Post-CI (TABLE 1), her aided speech recognition improved significantly, particularly for words in quiet and sentences in noise. Importantly, her bimodal performance (CI + hearing aid) exceeds her post-operative CI only and pre-operative bilateral hearing aid scores. Perhaps most notably, her perceived hearing and tinnitus handicaps were greatly reduced (TABLE 2) and she is once again participating in the activities she enjoys. Despite these excellent outcomes, it is likely that she would have been overlooked as a CI candidate (Nassiri et al, 2022) because she did not meet conventional candidacy criteria.
It is time for coverage to catch up with clinical best practices. At the very least, it is imperative that all providers of hearing care understand the differences between “clinical candidate” and “coverage” and refer for CI evaluation accordingly. When an estimated 87 to 98 percent of the individuals who can benefit from this technology are not receiving it (Nassiri et al, 2022; iData Research, 2016), it is time to ask why this is happening and to reverse the trend.

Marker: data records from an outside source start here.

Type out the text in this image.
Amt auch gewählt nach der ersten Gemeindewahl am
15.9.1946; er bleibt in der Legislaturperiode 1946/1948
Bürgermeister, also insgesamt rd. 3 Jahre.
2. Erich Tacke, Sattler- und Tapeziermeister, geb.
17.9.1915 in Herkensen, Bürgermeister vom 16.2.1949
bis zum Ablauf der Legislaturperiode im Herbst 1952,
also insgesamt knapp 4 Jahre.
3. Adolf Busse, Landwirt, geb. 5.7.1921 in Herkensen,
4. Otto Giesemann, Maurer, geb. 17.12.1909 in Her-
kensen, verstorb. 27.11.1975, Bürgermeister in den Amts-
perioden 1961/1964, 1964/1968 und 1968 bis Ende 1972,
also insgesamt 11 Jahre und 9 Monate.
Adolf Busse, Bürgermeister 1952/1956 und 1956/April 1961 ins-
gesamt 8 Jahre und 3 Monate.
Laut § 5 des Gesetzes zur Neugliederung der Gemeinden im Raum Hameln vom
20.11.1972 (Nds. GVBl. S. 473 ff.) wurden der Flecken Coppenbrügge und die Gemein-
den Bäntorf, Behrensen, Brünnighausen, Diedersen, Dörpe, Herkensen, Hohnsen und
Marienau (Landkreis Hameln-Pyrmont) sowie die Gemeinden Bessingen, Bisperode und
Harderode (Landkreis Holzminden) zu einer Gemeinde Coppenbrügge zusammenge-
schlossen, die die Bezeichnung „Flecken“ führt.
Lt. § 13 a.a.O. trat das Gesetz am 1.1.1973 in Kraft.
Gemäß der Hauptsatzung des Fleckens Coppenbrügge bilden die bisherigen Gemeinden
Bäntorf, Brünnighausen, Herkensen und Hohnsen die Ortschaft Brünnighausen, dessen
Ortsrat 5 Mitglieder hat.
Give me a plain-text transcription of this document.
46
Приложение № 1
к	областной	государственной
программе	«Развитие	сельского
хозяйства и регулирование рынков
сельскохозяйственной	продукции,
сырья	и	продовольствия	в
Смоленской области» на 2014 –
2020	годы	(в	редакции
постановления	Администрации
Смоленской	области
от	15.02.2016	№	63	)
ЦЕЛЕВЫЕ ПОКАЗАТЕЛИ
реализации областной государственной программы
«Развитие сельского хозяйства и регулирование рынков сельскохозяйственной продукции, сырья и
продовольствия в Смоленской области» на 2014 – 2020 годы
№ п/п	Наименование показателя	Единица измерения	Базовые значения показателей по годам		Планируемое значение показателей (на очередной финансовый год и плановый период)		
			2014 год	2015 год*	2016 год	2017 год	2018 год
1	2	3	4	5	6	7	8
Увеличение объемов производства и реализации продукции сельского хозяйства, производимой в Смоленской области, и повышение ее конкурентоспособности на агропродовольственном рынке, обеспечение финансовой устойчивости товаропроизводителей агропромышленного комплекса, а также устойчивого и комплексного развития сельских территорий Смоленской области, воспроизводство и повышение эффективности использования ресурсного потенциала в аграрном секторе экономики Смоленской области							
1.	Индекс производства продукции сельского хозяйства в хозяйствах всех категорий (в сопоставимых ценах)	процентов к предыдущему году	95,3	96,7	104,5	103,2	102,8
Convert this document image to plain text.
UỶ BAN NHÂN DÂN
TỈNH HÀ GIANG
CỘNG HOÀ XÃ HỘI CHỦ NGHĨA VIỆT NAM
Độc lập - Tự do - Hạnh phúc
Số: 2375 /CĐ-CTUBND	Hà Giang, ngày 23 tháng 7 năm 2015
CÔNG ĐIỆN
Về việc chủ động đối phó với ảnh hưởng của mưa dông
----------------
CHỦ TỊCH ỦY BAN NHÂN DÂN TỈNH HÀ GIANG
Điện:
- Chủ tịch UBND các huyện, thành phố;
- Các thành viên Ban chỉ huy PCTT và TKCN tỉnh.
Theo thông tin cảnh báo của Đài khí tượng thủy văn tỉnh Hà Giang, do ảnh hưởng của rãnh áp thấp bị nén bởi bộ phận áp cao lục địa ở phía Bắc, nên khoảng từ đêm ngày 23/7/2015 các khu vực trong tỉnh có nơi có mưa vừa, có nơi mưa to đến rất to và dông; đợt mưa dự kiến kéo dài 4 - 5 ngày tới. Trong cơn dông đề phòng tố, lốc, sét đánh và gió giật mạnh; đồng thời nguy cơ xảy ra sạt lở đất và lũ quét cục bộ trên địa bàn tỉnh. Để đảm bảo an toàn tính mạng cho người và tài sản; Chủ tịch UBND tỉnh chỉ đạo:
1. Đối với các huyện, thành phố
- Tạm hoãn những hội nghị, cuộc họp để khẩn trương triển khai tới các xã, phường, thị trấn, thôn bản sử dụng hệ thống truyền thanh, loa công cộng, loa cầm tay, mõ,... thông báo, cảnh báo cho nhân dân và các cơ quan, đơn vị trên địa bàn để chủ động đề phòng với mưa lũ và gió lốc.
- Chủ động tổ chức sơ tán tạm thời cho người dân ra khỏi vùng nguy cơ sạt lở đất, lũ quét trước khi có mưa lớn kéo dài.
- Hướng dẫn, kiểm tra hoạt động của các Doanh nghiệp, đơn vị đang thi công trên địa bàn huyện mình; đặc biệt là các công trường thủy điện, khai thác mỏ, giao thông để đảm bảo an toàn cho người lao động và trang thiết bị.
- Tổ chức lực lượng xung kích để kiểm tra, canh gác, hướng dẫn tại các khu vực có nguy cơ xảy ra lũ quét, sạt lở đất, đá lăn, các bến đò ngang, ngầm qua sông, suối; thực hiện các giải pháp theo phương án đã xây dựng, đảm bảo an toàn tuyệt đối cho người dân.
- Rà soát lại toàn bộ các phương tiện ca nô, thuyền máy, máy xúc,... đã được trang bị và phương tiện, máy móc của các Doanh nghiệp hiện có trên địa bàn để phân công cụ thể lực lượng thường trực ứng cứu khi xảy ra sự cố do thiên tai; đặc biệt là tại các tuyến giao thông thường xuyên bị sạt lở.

CIs are not a last resort. Using ear-specific word-recognition testing is more likely to identify appropriate candidates. Residual hearing is not a contraindication to CI and may actually improve the prognosis for benefit. When Medicare and other payers align their coverage policies to clinical best practices, more candidates will be able to access this life-changing technology. Until these principles are universally understood, expansion of CI candidacy falls short of reaching the patients who can benefit.
This article is a part of the September/October 2022 Audiology Today issue.